This is a trend I have observed while training with the MS COCO dataset. The dataset was filtered to include only “truck”, “bus” and “person” classes. TFRecords were then generated for training and validation using the tao command line command. Since I was trying out training for the first time for this model, I initially planned to run training with the default config file in the documentation MaskRCNN - NVIDIA Docs , but this failed as I was getting an error telling me the training loss has gone to NaN in the very first iteration. The training configs I have attached have much lower loss values compared to the values mentioned in the above documentation. In the case of the training config ending with v6, the training loss was jumping around a lot so I reduced the values again by a factor of 10 and you will find this update in the config ending with v7 and the loss values stopped jumping everywhere. In both the above trainings I have noticed that the loss value does’nt come down and stays around 3, while running inference on the validation dataset with the final model file there are’nt any detections or segmentations in the output for any of the validation images and the AP values computed are near 0. Since there is no loss propagation I am also unable to select the right model to test and I get to know that the training is not happening properly. What could be the reason for this behaviour ?
Thanks
Iam not running training on 2 GPUs, but on a single GPU. How will the specs be changed, can you also explain how training config changes between running training on a single GPU vs multiple GPUs. Also how would I go about changing the values for steps mentioned in multiple parts of the config file since the number of images I have in the dataset is 16,270 compared to 118,287 in the original coco dataset.

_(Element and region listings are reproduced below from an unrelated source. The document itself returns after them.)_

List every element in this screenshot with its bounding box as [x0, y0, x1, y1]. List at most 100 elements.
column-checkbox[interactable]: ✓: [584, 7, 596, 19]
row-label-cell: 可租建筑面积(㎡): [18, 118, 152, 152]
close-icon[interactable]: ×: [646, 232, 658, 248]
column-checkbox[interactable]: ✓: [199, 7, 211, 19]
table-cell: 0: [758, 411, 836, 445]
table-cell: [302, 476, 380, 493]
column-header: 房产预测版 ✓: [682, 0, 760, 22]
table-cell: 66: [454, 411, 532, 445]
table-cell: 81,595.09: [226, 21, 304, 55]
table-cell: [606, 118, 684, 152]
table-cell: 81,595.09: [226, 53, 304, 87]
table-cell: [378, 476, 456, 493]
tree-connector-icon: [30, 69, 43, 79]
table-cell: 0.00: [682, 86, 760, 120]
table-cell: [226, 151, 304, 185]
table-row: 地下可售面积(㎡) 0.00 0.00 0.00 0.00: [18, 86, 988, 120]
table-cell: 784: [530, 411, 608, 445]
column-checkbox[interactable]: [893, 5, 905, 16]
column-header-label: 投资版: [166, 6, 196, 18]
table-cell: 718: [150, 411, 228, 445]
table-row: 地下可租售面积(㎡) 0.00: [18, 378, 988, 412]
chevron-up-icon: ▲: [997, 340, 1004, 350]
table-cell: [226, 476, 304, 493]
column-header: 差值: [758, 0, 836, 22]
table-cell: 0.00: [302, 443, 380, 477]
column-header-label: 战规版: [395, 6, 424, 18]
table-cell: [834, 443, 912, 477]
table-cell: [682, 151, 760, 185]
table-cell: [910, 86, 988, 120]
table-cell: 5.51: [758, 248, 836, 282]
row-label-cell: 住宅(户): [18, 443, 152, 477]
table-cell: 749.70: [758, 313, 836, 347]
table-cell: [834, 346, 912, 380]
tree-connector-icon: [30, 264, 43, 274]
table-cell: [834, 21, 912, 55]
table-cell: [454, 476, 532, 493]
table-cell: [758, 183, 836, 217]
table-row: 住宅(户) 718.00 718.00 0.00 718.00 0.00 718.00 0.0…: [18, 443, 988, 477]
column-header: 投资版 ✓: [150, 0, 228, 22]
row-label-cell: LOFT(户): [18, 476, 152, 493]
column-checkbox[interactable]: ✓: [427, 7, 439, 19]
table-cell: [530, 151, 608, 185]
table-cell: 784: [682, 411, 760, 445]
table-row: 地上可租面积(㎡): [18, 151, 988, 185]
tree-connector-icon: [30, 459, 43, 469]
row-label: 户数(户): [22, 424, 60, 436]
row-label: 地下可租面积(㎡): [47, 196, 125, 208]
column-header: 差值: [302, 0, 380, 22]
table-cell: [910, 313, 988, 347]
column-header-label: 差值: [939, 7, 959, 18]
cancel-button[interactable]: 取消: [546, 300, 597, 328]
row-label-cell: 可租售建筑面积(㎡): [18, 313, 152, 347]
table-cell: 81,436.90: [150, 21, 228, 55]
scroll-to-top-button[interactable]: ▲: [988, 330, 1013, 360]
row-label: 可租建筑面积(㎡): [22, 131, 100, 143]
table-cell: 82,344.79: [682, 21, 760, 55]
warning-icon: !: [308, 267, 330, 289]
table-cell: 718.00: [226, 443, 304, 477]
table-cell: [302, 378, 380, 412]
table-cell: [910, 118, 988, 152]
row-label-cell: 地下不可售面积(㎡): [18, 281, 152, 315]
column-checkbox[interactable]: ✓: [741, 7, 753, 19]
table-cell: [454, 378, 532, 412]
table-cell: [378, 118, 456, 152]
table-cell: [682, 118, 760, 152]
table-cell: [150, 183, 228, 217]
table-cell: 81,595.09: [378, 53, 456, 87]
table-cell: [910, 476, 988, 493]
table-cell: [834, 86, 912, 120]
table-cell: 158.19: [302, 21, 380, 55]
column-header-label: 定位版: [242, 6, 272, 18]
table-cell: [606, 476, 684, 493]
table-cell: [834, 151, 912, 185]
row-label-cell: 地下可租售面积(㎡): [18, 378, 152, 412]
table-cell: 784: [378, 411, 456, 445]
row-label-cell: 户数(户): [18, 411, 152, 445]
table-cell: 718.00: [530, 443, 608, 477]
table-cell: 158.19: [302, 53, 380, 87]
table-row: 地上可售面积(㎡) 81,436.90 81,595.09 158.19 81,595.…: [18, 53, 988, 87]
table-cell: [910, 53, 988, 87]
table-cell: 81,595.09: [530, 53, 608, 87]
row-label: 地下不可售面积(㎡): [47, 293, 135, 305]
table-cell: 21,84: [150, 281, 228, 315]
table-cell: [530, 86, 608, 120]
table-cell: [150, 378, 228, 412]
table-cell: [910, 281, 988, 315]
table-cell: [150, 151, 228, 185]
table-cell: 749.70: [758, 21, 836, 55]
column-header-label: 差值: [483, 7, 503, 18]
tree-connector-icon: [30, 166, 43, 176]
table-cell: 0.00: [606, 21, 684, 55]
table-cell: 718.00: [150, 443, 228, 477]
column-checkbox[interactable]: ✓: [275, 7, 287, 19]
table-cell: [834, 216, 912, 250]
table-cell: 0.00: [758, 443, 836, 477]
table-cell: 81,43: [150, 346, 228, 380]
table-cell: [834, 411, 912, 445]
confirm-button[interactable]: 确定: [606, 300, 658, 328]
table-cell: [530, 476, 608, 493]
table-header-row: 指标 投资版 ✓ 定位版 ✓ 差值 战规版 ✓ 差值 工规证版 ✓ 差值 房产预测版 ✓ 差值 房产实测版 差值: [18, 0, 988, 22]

I ran the training with the above changes and the loss was going down, but there was a sudden increase in the loss value (fast_box_loss jumped from 1.3 to 214.06) in a step and in the later step, the training ended with training loss gone to Nan message. Look at the following screenshot
The training exited while running the second epoch, so the model had already gone through the dataset once since an epoch was already completed. This should mean that the issue is not with the dataset, is my understanding correct. If so how can we debug this ?